WELQ問題:DeNAが運用する医療系まとめサイト「WELQ」で、不正確あるいは出典元が不明な画像が使われた記事が次々と見つかった事件。事件を受け、最終的にDeNAは運営する10のキュレーションメディアの記事を全記事非公開とした。
小学館のデジタル事業の期待を背負う
小学館が実質的に「MERYを引き継ぐ」ことについては、メディア業界では賛否両論。「小学館社内でも『なぜMERY?』という声は少なくない」(小学館関係者)と、社内外を問わず「小学館の狙いは一体何なのか?」という疑問の声がいまだ根強い。

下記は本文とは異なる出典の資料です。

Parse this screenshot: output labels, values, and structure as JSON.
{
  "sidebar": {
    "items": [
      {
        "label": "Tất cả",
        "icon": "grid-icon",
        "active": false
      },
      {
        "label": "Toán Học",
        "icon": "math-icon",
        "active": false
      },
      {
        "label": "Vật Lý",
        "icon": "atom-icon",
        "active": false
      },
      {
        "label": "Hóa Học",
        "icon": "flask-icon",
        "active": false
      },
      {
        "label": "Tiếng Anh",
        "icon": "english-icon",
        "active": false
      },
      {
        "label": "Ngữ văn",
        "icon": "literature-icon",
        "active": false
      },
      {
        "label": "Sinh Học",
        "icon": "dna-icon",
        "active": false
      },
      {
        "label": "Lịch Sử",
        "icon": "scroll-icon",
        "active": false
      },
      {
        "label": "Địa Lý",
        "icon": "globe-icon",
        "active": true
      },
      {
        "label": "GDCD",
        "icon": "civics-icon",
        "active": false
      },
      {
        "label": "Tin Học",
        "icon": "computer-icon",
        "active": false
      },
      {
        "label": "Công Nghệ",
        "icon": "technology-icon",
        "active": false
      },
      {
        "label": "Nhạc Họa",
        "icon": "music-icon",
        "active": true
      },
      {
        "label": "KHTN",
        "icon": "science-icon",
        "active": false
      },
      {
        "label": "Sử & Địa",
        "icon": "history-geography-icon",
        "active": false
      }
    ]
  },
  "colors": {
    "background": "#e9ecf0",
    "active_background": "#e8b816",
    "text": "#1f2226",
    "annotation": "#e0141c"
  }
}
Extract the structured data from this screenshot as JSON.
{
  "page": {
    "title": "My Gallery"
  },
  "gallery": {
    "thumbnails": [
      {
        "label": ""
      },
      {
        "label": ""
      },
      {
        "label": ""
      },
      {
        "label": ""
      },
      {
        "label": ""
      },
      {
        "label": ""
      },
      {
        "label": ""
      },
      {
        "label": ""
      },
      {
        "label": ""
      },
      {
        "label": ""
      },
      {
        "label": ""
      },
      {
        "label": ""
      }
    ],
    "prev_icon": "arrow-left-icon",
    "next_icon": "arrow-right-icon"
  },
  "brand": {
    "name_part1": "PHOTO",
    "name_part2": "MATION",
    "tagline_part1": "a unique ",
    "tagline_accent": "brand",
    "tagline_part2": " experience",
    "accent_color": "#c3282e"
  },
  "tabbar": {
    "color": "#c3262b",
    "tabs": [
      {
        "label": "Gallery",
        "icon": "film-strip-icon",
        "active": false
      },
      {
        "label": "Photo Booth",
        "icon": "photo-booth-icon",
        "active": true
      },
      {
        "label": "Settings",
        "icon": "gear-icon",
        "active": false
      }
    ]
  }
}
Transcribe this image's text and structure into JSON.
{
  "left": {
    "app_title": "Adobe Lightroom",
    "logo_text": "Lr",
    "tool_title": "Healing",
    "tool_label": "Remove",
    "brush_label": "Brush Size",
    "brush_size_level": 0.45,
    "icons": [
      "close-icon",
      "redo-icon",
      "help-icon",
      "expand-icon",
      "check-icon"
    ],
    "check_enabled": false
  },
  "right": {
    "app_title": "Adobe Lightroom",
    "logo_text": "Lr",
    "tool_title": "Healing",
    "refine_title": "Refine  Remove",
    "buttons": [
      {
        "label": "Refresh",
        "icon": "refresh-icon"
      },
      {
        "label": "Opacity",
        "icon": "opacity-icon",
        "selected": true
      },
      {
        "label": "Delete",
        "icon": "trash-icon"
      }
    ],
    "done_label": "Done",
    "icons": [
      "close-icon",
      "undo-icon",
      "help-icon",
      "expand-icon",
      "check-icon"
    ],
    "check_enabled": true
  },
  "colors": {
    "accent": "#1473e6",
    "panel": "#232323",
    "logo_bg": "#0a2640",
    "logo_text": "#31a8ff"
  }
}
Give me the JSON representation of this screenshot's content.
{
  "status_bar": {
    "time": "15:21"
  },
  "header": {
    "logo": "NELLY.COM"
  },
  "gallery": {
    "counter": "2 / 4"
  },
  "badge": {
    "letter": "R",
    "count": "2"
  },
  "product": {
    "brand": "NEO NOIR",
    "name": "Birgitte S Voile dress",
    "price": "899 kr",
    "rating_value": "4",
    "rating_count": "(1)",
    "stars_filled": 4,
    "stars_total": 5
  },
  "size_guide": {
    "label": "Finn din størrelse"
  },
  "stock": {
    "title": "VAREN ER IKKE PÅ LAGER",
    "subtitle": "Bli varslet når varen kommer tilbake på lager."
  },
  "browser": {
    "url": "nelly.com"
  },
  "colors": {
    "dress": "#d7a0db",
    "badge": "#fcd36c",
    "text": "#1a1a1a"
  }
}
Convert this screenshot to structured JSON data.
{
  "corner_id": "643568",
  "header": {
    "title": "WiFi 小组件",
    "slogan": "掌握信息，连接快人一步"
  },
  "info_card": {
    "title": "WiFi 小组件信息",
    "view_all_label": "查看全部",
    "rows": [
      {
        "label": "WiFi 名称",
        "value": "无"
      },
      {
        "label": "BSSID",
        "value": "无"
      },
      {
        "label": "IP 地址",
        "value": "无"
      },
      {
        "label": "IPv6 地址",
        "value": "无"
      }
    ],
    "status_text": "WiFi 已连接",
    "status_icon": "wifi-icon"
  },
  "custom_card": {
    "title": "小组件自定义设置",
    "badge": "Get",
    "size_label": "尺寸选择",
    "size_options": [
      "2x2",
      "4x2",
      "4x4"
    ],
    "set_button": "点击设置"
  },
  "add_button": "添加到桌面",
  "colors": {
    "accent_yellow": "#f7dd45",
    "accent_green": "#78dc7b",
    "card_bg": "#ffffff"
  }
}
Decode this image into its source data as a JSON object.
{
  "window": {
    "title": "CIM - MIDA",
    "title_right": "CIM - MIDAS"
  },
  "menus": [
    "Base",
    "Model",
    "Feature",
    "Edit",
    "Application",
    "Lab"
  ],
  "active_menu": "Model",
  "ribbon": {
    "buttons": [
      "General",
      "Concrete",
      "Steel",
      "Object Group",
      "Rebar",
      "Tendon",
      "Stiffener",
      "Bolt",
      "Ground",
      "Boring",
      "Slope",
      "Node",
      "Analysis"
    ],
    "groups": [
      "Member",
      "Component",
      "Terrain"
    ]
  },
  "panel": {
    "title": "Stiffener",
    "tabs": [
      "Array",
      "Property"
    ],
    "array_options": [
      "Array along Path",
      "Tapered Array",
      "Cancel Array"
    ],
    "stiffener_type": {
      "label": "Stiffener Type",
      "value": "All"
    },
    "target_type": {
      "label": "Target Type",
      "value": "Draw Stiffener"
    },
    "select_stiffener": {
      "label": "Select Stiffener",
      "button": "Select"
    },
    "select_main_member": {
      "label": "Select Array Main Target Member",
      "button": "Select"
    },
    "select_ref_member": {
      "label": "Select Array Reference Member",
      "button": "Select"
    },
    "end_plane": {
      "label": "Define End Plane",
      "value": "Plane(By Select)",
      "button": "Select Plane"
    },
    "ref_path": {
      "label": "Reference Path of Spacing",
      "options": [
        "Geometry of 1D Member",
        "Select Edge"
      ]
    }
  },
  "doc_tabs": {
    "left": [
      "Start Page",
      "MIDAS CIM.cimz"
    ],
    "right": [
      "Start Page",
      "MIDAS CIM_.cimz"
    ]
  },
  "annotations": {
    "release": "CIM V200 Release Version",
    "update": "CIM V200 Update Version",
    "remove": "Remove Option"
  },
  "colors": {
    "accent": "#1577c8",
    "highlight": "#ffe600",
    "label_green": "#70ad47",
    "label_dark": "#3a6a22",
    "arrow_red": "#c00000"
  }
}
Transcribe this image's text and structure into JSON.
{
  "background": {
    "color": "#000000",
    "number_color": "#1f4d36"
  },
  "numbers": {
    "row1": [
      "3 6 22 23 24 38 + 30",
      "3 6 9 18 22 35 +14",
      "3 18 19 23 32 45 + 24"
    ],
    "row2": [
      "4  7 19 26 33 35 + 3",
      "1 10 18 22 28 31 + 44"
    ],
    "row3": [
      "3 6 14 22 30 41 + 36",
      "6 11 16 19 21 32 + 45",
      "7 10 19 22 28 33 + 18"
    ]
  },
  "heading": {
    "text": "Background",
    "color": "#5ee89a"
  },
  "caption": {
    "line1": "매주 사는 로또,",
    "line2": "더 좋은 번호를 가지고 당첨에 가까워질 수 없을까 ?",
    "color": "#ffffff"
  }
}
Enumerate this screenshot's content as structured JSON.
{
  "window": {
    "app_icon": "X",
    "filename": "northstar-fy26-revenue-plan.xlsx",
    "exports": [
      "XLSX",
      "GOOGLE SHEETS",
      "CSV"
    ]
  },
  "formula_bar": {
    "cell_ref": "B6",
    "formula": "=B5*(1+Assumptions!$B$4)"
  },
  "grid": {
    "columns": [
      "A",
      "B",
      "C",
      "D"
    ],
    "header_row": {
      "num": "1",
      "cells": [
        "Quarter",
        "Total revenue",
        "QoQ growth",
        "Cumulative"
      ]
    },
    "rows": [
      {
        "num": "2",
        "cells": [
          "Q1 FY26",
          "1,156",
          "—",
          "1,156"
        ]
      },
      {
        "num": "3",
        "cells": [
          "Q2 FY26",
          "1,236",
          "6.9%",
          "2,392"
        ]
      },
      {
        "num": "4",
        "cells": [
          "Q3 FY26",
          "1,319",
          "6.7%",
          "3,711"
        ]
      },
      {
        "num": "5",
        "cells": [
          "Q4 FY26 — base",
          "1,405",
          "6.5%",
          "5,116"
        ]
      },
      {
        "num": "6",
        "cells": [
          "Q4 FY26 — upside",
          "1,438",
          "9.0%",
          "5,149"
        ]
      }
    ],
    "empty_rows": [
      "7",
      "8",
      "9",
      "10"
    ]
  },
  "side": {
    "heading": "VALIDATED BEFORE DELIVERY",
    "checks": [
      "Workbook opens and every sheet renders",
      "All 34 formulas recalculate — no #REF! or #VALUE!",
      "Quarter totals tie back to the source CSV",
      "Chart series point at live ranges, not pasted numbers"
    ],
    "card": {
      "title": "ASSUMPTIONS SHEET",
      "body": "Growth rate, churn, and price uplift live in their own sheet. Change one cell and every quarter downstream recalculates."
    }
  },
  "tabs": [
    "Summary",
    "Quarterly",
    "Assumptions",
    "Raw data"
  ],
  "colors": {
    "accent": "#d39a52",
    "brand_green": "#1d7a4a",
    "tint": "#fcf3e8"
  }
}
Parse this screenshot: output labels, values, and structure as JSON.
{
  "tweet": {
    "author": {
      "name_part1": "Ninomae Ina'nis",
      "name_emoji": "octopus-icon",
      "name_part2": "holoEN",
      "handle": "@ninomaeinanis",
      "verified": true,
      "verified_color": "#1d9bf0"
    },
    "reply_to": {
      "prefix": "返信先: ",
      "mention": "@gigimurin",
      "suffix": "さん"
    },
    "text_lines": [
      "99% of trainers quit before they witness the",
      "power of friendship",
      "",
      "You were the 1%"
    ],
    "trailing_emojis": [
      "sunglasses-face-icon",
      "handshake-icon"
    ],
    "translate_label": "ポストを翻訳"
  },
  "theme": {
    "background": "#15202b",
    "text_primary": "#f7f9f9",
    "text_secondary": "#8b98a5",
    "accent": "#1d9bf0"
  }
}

若者に熱狂的なファンを抱えるMERYというブランド力は、確かにある。しかし、旧MERYのコンテンツは流用しないとはいえ、コストをかけて良質なコンテンツを作る出版社と、低コストで大量の記事を量産する「キュレーションメディア」(DeNAは“プラットフォーム”と位置付けていた)とでは、文化的背景がまったく異なる。両者がどこで歩み寄るのか。旧MERYファンもメディア関係者もこの点に注目している。
右:MERY社社長・山岸博氏。1973年小学館入社。女性誌・プチセブンやCanCamの編集長を歴任し、2017年に小学館副社長に就任。左:MERY社副社長・江端浩人氏。コカコーラ社でオウンドメディアの立ち上げを担当、マイクロソフト社でもデジタルマーケティングに従事。現在、DeNA執行役員 メディア統括部長。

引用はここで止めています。